In developing your planning and design concepts you will want to refer to the SymbioticCities.net Transformations and the associated reference material outlined in this website. As part of the narrative you will be writing to explain your planning and design concept(s), we would like you to refer to the types of transformations that your proposed design concepts will employ to move your city towards a regenerative symbiotic relationship with your city’s local and regional ecosystems.

One of the most important of these nine transformations is the development of ecosystem infrastructure that will facilitate regenerating ecosystems and the ecosystem services they produce. For the purposes of this competition, we would like you to assume that in the future, natural capital and the eco-system services it produces are recognized and valued by society, both economically and politically. As part of developing your submission narrative, you should include an explanation of the eco-system infrastructure incorporated into your project entry, and the associated ecosystem services produced, and why these would be valuable to the neighborhood or city.

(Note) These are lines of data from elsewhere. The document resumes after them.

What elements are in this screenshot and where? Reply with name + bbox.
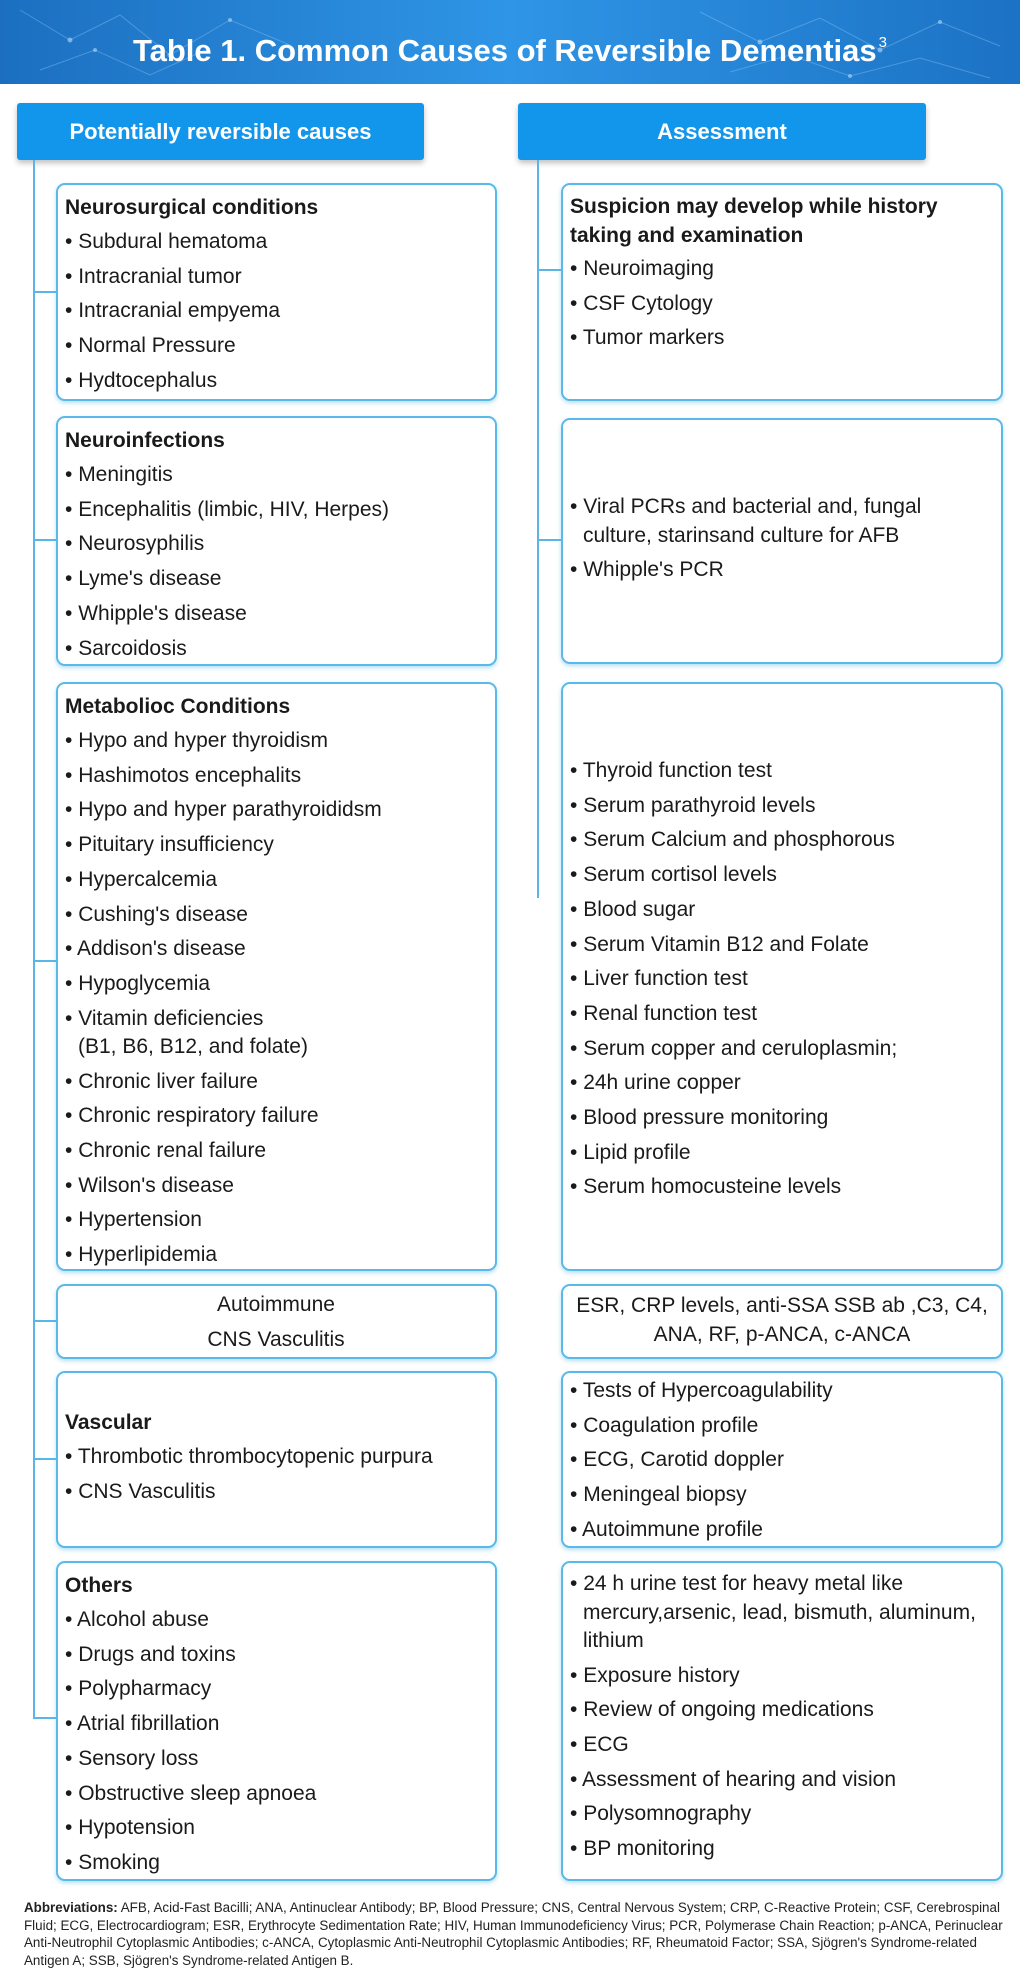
section-title: Neurosurgical conditions — [65, 196, 319, 219]
causes-box-vascular — [56, 1371, 497, 1548]
list-item: • Intracranial tumor — [65, 264, 242, 288]
connector-tick — [537, 269, 561, 271]
list-item: • Exposure history — [570, 1663, 740, 1687]
causes-box-neurosurgical — [56, 183, 497, 401]
assessment-box-metabolic — [561, 682, 1003, 1271]
autoimmune-label: Autoimmune — [217, 1293, 335, 1316]
list-item: • Neuroimaging — [570, 257, 714, 280]
connector-tick — [33, 960, 56, 962]
list-item: • Hypoglycemia — [65, 971, 211, 995]
causes-box-others — [56, 1561, 497, 1881]
connector-tick — [33, 1320, 56, 1322]
list-item: • Lipid profile — [570, 1140, 691, 1164]
list-item: • Serum Calcium and phosphorous — [570, 828, 895, 852]
connector-tick — [33, 291, 56, 293]
list-item: • Cushing's disease — [65, 902, 248, 926]
list-item: • ECG, Carotid doppler — [570, 1448, 784, 1472]
list-item: • Sarcoidosis — [65, 636, 187, 660]
list-item: • Hypertension — [65, 1208, 202, 1232]
list-item: • Neurosyphilis — [65, 532, 205, 556]
connector-tick — [33, 539, 56, 541]
list-item: • Pituitary insufficiency — [65, 833, 274, 857]
list-item: • Tumor markers — [570, 326, 725, 350]
list-item: • Polysomnography — [570, 1802, 752, 1826]
list-item: • Addison's disease — [65, 937, 246, 961]
list-item: • Meningitis — [65, 463, 173, 486]
list-item: • Chronic respiratory failure — [65, 1104, 319, 1128]
list-item: • Serum parathyroid levels — [570, 793, 816, 817]
list-item: • Serum copper and ceruloplasmin; — [570, 1036, 898, 1060]
connector-tick — [537, 539, 561, 541]
list-item: • Review of ongoing medications — [570, 1698, 874, 1722]
title-reference: 3 — [878, 34, 887, 51]
list-item: • Serum cortisol levels — [570, 863, 777, 887]
abbreviations-label: Abbreviations: — [24, 1900, 118, 1915]
list-item: • Alcohol abuse — [65, 1608, 209, 1631]
list-item: • 24 h urine test for heavy metal like mercury,arsenic, lead, bismuth, aluminum, lithium — [570, 1572, 976, 1652]
list-item: • CSF Cytology — [570, 291, 713, 315]
list-item: • Assessment of hearing and vision — [570, 1767, 897, 1791]
section-title: Neuroinfections — [65, 429, 225, 452]
list-item: • Renal function test — [570, 1001, 758, 1025]
list-item: • Viral PCRs and bacterial and, fungal culture, starinsand culture for AFB — [570, 495, 922, 547]
autoimmune-sublabel: CNS Vasculitis — [207, 1327, 345, 1351]
list-item: • Hypo and hyper thyroidism — [65, 729, 328, 752]
abbreviations-text: AFB, Acid-Fast Bacilli; ANA, Antinuclear Antibody; BP, Blood Pressure; CNS, Central Nervous System; CRP, C-Reactive Protein; CSF, Cerebrospinal Fluid; ECG, Electrocardiogram; ESR, Erythrocyte Sedimentation Rate; HIV, Human Immunodeficiency Virus; PCR, Polymerase Chain Reaction; p-ANCA, Perinuclear Anti-Neutrophil Cytoplasmic Antibodies; c-ANCA, Cytoplasmic Anti-Neutrophil Cytoplasmic Antibodies; RF, Rheumatoid Factor; SSA, Sjögren's Syndrome-related Antigen A; SSB, Sjögren's Syndrome-related Antigen B. — [24, 1900, 1003, 1968]
list-item: • Obstructive sleep apnoea — [65, 1781, 317, 1805]
list-item: • Thrombotic thrombocytopenic purpura — [65, 1445, 433, 1468]
list-item: • Lyme's disease — [65, 567, 222, 591]
section-title: Vascular — [65, 1411, 152, 1434]
list-item: • Autoimmune profile — [570, 1517, 763, 1541]
connector-tick — [33, 1458, 56, 1460]
list-item: • Sensory loss — [65, 1746, 199, 1770]
assessment-box-neurosurgical — [561, 183, 1003, 401]
list-item: • BP monitoring — [570, 1837, 715, 1861]
header-causes: Potentially reversible causes — [17, 103, 424, 160]
title-banner — [0, 0, 1020, 84]
causes-box-metabolic — [56, 682, 497, 1271]
list-item: • Encephalitis (limbic, HIV, Herpes) — [65, 497, 390, 521]
list-item: • Chronic liver failure — [65, 1069, 258, 1093]
list-item: • Liver function test — [570, 967, 748, 991]
assessment-box-autoimmune — [561, 1284, 1003, 1359]
list-item: • Hypercalcemia — [65, 867, 218, 891]
section-title: Metabolioc Conditions — [65, 695, 291, 718]
list-item: • Thyroid function test — [570, 759, 772, 782]
section-title: Suspicion may develop while history taking and examination — [570, 195, 938, 247]
list-item: • Whipple's disease — [65, 601, 247, 625]
list-item: • 24h urine copper — [570, 1071, 741, 1095]
list-item: • Polypharmacy — [65, 1677, 212, 1701]
list-item: • Hypotension — [65, 1816, 195, 1840]
list-item: • Chronic renal failure — [65, 1139, 267, 1163]
causes-box-neuroinfections — [56, 416, 497, 666]
list-item: • Hypo and hyper parathyroididsm — [65, 798, 382, 822]
list-item: • Intracranial empyema — [65, 299, 281, 323]
assessment-box-others — [561, 1561, 1003, 1881]
causes-connector-line — [33, 160, 35, 1718]
autoimmune-assessment-text: ESR, CRP levels, anti-SSA SSB ab ,C3, C4, ANA, RF, p-ANCA, c-ANCA — [576, 1294, 988, 1346]
list-item: • Drugs and toxins — [65, 1642, 236, 1666]
connector-tick — [33, 1717, 56, 1719]
list-item: • Hyperlipidemia — [65, 1243, 218, 1267]
list-item: • Smoking — [65, 1850, 160, 1874]
header-assessment: Assessment — [518, 103, 926, 160]
list-item: • Whipple's PCR — [570, 558, 724, 581]
assessment-box-neuroinfections — [561, 418, 1003, 664]
list-item: • Subdural hematoma — [65, 230, 268, 253]
list-item: • Atrial fibrillation — [65, 1712, 220, 1736]
list-item: • Blood sugar — [570, 897, 696, 921]
abbreviations-footnote — [24, 1899, 1006, 1969]
list-item: • Hydtocephalus — [65, 368, 218, 392]
list-item: • Wilson's disease — [65, 1173, 234, 1197]
list-item: • Hashimotos encephalits — [65, 763, 302, 787]
list-item: • CNS Vasculitis — [65, 1479, 216, 1503]
list-item: • Serum homocusteine levels — [570, 1175, 842, 1199]
list-item: • Vitamin deficiencies (B1, B6, B12, and folate) — [65, 1006, 308, 1059]
assessment-box-vascular — [561, 1371, 1003, 1548]
causes-box-autoimmune — [56, 1284, 497, 1359]
list-item: • Meningeal biopsy — [570, 1483, 747, 1507]
list-item: • ECG — [570, 1732, 629, 1756]
page-title: Table 1. Common Causes of Reversible Dementias $^3$ — [132, 33, 887, 68]
list-item: • Normal Pressure — [65, 334, 236, 358]
list-item: • Coagulation profile — [570, 1413, 759, 1437]
list-item: • Serum Vitamin B12 and Folate — [570, 932, 869, 956]
list-item: • Blood pressure monitoring — [570, 1106, 829, 1130]
list-item: • Tests of Hypercoagulability — [570, 1379, 833, 1402]
section-title: Others — [65, 1574, 133, 1597]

This is an open competition for ideas about planning, design and policy interventions that address two or more Transformations that we see as integral to our transition towards Symbiotic Cities. Submitted ideas must be based in the city the participant lives in, and should directly address at least two of the following questions: 

  1. How do your ideas move the city towards a zero-carbon economy?
  2. How do your ideas increase the ecosystems infrastructure?
  3. How do your ideas increase the mixed-use density of your city?
  4. How do your ideas provide for regenerative building fabric?
  5. How do your ideas increase the capacity of your city to produce its own sustainable food supply?
  6. How do your ideas increase the capacity of your city to provide for infinite water recycling?
  7. How do your ideas increase material and resource recycling?
  8. How do your ideas increase the capacity of your city to provide for zero-carbon mobility?
  9. What economic and political conditions will be required to implement your project?
  10. How do your ideas increase the capacity of your city to stabilize its population size?

Competition Prize!

The planning and design firm DIALOG is generously sponsoring a $1,000 CAN prize for our jury's selection of the best planning and design idea, and there will also be an additional book prizes for honourable mentions.

Competition Jury

The following jury of distinguished planners, urban designers, architects, landscape architects, and engineers has been brought together to review and select a winning competition entry:

  1. Craig Applegath, Co-moderator of SymbioticCities.net and Architect and Principal at DIALOG, Toronto, Canada 
  2. Rahul Mehrotra, Director of Planning and Urban Design at the Harvard Graduate School of Design, Boston Massachusetts 
  3. Scott Torrance, Landscape Architect at Scott Torrance Landscape Architect
  4. Vanessa Timmer, Executive Director and Co-founder at One Earth
  5. Stefan Schurig, Climate Energy Director at the World Future Council 
  6. Justin Ritchie, Co-Director of Extraenvironmentalist.com and PhD Candidate, UBC Institute for Resources, Environment & Sustainability
  7. Jeff Schnurr, Executive Director at Community Forests International
  8. Josh Taylor, Program Coordinator at Catalyst Community Development Society

Competition Blogs

Please note that your entries for the Design Ideas Competition will be submitted in the form of blogs. Once you have registered for the competition, you will be assigned your own blog space to start drafting your competition entry (these blogs will not be seen by other participants until the end of the competition). We will also be providing blogs for FAQs and to explain how to use the blog format for the competition.